The homes and businesses located in the valley bottom were affected by a number of floods that affected the Holme Valley. The Holmfirth Flood of 1852 being amongst the most severe, with a number of houses and parts of the local textile mill being swept away.

The village originally had a station on the railway branch line going from Brockholes and terminating in Holmfirth built by Lancashire and Yorkshire Railway company in 1850. The railway partially closed in 1959 with passenger services being stopped and then finally shut down to freight trains as well in 1965. The goods yard and railway trackbed have now mostly been built on but can still be seen in places.

On 6 July 2014, Stage 2 of the 2014 Tour de France from York to Sheffield, passed through the village.

==Sport and leisure facilities==
Leisure facilities in the village include fitness centres located at the nearby Holmfirth High School Sports Centre and Thongsbridge tennis club, which is located in the valley bottom, adjacent to the Cricket club and bowling club.

Thongsbridge Cricket Club was formed in 1860 and was one of the founding members of the Huddersfield and District Alliance League in 1893. The team currently plays in the Huddersfield Cricket League.

Thongsbridge Tennis Club is one of the most progressive and dynamic tennis clubs in Britain.Thongsbridge Tennis Club Website

Thongsbridge Athletic FC competed in the Huddersfield District League until they folded in the 2000s.

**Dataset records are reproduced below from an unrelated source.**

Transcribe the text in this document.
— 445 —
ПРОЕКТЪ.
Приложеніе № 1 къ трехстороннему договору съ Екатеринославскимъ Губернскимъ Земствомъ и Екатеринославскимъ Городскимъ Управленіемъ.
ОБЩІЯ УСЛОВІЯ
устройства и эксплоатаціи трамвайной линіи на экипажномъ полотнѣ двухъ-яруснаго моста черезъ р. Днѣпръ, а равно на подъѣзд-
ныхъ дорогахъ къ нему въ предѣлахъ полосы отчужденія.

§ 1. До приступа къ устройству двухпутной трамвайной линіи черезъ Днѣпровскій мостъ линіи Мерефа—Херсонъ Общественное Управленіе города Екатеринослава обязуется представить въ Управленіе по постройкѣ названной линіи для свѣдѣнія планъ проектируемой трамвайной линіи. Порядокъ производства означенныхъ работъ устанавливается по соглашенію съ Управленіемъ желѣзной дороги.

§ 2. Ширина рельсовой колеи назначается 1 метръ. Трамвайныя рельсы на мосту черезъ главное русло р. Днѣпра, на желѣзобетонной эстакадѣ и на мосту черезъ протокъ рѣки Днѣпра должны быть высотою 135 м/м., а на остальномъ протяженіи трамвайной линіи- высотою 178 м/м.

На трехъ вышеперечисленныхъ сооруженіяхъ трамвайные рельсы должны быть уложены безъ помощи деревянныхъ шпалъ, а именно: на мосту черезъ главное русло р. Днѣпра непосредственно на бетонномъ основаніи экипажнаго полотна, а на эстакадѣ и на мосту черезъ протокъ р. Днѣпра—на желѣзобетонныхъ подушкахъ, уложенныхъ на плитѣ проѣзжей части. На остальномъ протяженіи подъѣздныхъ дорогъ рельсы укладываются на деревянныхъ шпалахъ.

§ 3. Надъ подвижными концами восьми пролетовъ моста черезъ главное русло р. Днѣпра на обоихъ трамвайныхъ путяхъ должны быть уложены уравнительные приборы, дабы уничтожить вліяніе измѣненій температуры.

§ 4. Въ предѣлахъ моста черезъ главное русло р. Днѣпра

Since 2008, Holme Valley Black Belt Academy has been set up in the old Thongsbridge mills (previously at the Holmfirth Civic Hall).

==Politics==
Thongsbridge is part of the Colne Valley constituency, which has been represented by Jason McCartney (Conservative) since 2019; he also represented the area between 2010 and 2017. The constituency was previously represented by Thelma Walker (Labour) from 2017 to 2019 and by Kali Mountford (Labour) from 1997 to 2010.

At a local level, the village is part of the Holme Valley South Ward which has 3 councillors who represent the area at Kirklees Council. The Metropolitan District Council is responsible for all aspects of local services and policy, including planning, transport, roads (except trunk roads and motorways), public rights of way, education, social services and libraries. The three Holme Valley South Councillors are currently Donald Firth (Conservative), Moses Crook (Labour & Co-operative) and Paul Davies (Labour).

== Surrounding villages ==
Thongsbridge is adjacent to the town of Holmfirth and is also surrounded by several villages, including: Netherthong, Honley, Brockholes, New Mill and Wooldale.